Der Mensch ist weit davon entfernt, ein ähnlich leistungsfähiges, technisches System zu entwickeln. Er kann es nicht, weil er nicht weiss, mit welchen Verfahren die Natur solche Systeme erzeugt, die dazu noch völlig autonom agieren und sich selber reproduzieren! Hätte der Mensch das dazu erforderliche Wissen, könnte er eine qualitativ neue Generation von Technik mit heute unvorstellbaren Eigenschaften produzieren.

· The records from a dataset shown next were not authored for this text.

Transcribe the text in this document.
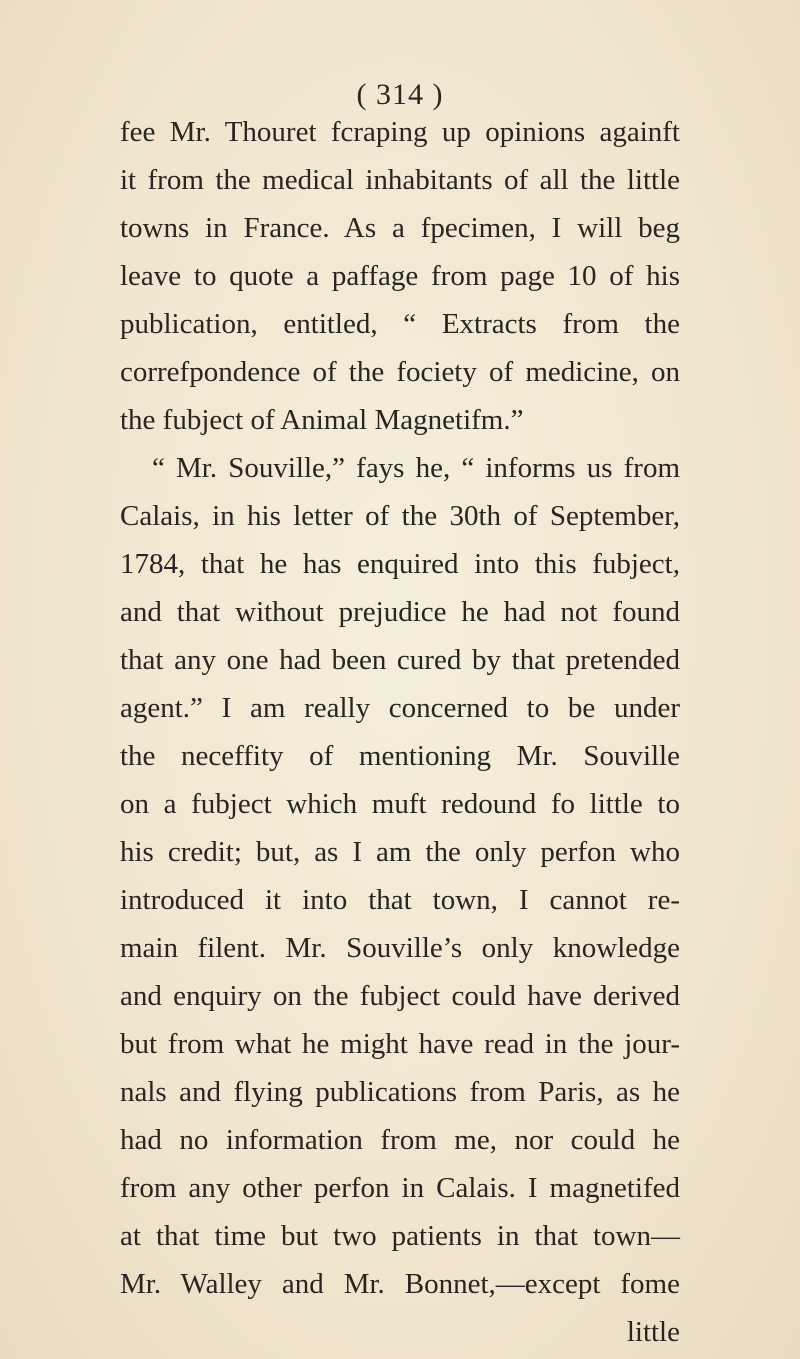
( 314 )
fee Mr. Thouret fcraping up opinions againft
it from the medical inhabitants of all the little
towns in France. As a fpecimen, I will beg
leave to quote a paffage from page 10 of his
publication, entitled, “ Extracts from the
correfpondence of the fociety of medicine, on
the fubject of Animal Magnetifm.”
“ Mr. Souville,” fays he, “ informs us from
Calais, in his letter of the 30th of September,
1784, that he has enquired into this fubject,
and that without prejudice he had not found
that any one had been cured by that pretended
agent.” I am really concerned to be under
the neceffity of mentioning Mr. Souville
on a fubject which muft redound fo little to
his credit; but, as I am the only perfon who
introduced it into that town, I cannot re-
main filent. Mr. Souville’s only knowledge
and enquiry on the fubject could have derived
but from what he might have read in the jour-
nals and flying publications from Paris, as he
had no information from me, nor could he
from any other perfon in Calais. I magnetifed
at that time but two patients in that town—
Mr. Walley and Mr. Bonnet,—except fome
little
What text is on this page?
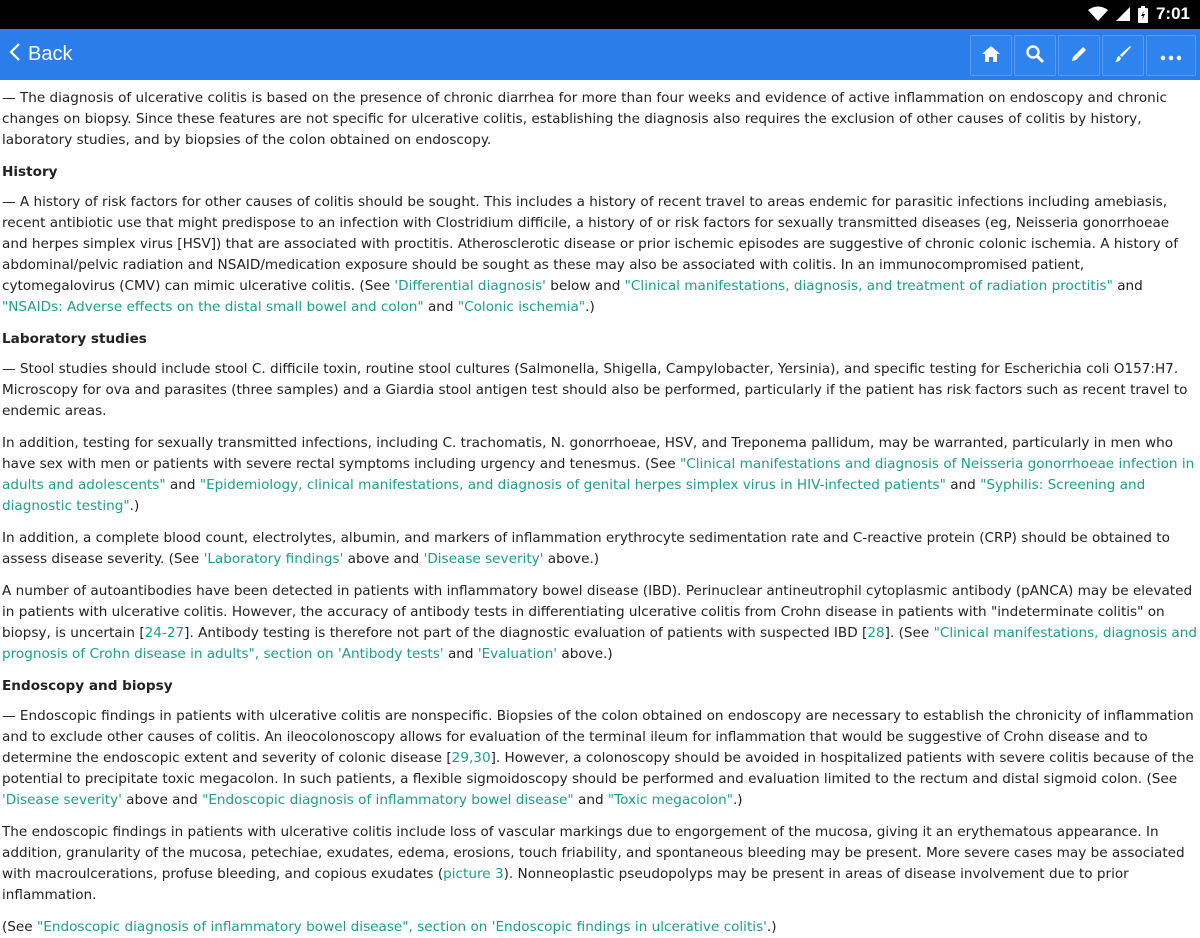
7:01
Back

— The diagnosis of ulcerative colitis is based on the presence of chronic diarrhea for more than four weeks and evidence of active inflammation on endoscopy and chronic changes on biopsy. Since these features are not specific for ulcerative colitis, establishing the diagnosis also requires the exclusion of other causes of colitis by history, laboratory studies, and by biopsies of the colon obtained on endoscopy.

History

— A history of risk factors for other causes of colitis should be sought. This includes a history of recent travel to areas endemic for parasitic infections including amebiasis, recent antibiotic use that might predispose to an infection with Clostridium difficile, a history of or risk factors for sexually transmitted diseases (eg, Neisseria gonorrhoeae and herpes simplex virus [HSV]) that are associated with proctitis. Atherosclerotic disease or prior ischemic episodes are suggestive of chronic colonic ischemia. A history of abdominal/pelvic radiation and NSAID/medication exposure should be sought as these may also be associated with colitis. In an immunocompromised patient, cytomegalovirus (CMV) can mimic ulcerative colitis. (See 'Differential diagnosis' below and "Clinical manifestations, diagnosis, and treatment of radiation proctitis" and "NSAIDs: Adverse effects on the distal small bowel and colon" and "Colonic ischemia".)

Laboratory studies

— Stool studies should include stool C. difficile toxin, routine stool cultures (Salmonella, Shigella, Campylobacter, Yersinia), and specific testing for Escherichia coli O157:H7. Microscopy for ova and parasites (three samples) and a Giardia stool antigen test should also be performed, particularly if the patient has risk factors such as recent travel to endemic areas.

In addition, testing for sexually transmitted infections, including C. trachomatis, N. gonorrhoeae, HSV, and Treponema pallidum, may be warranted, particularly in men who have sex with men or patients with severe rectal symptoms including urgency and tenesmus. (See "Clinical manifestations and diagnosis of Neisseria gonorrhoeae infection in adults and adolescents" and "Epidemiology, clinical manifestations, and diagnosis of genital herpes simplex virus in HIV-infected patients" and "Syphilis: Screening and diagnostic testing".)

In addition, a complete blood count, electrolytes, albumin, and markers of inflammation erythrocyte sedimentation rate and C-reactive protein (CRP) should be obtained to assess disease severity. (See 'Laboratory findings' above and 'Disease severity' above.)

A number of autoantibodies have been detected in patients with inflammatory bowel disease (IBD). Perinuclear antineutrophil cytoplasmic antibody (pANCA) may be elevated in patients with ulcerative colitis. However, the accuracy of antibody tests in differentiating ulcerative colitis from Crohn disease in patients with "indeterminate colitis" on biopsy, is uncertain [24-27]. Antibody testing is therefore not part of the diagnostic evaluation of patients with suspected IBD [28]. (See "Clinical manifestations, diagnosis and prognosis of Crohn disease in adults", section on 'Antibody tests' and 'Evaluation' above.)

Endoscopy and biopsy

— Endoscopic findings in patients with ulcerative colitis are nonspecific. Biopsies of the colon obtained on endoscopy are necessary to establish the chronicity of inflammation and to exclude other causes of colitis. An ileocolonoscopy allows for evaluation of the terminal ileum for inflammation that would be suggestive of Crohn disease and to determine the endoscopic extent and severity of colonic disease [29,30]. However, a colonoscopy should be avoided in hospitalized patients with severe colitis because of the potential to precipitate toxic megacolon. In such patients, a flexible sigmoidoscopy should be performed and evaluation limited to the rectum and distal sigmoid colon. (See 'Disease severity' above and "Endoscopic diagnosis of inflammatory bowel disease" and "Toxic megacolon".)

The endoscopic findings in patients with ulcerative colitis include loss of vascular markings due to engorgement of the mucosa, giving it an erythematous appearance. In addition, granularity of the mucosa, petechiae, exudates, edema, erosions, touch friability, and spontaneous bleeding may be present. More severe cases may be associated with macroulcerations, profuse bleeding, and copious exudates (picture 3). Nonneoplastic pseudopolyps may be present in areas of disease involvement due to prior inflammation.

(See "Endoscopic diagnosis of inflammatory bowel disease", section on 'Endoscopic findings in ulcerative colitis'.)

Dazu ist der Mensch heute nicht in der Lage. Aber er fängt an zu begreifen, dass natürliche Systeme auf einer qualitativ anderen Entwicklungsstufe stehen und nach welchen erstaunlichen Prinzipien sie funktionieren. Das sollte ihn dazu bringen, der Natur mit mehr Achtung, Staunen und Demut zu begegnen. Dass er dazu nicht in der Lage ist zeigt nichts anderes, als dass der Mensch ein Teil der Natur ist. Nur in Ausnahmefällen gelingt es ihm, sich neben die Natur zu stellen und sie und sich mit Abstand zu beobachten.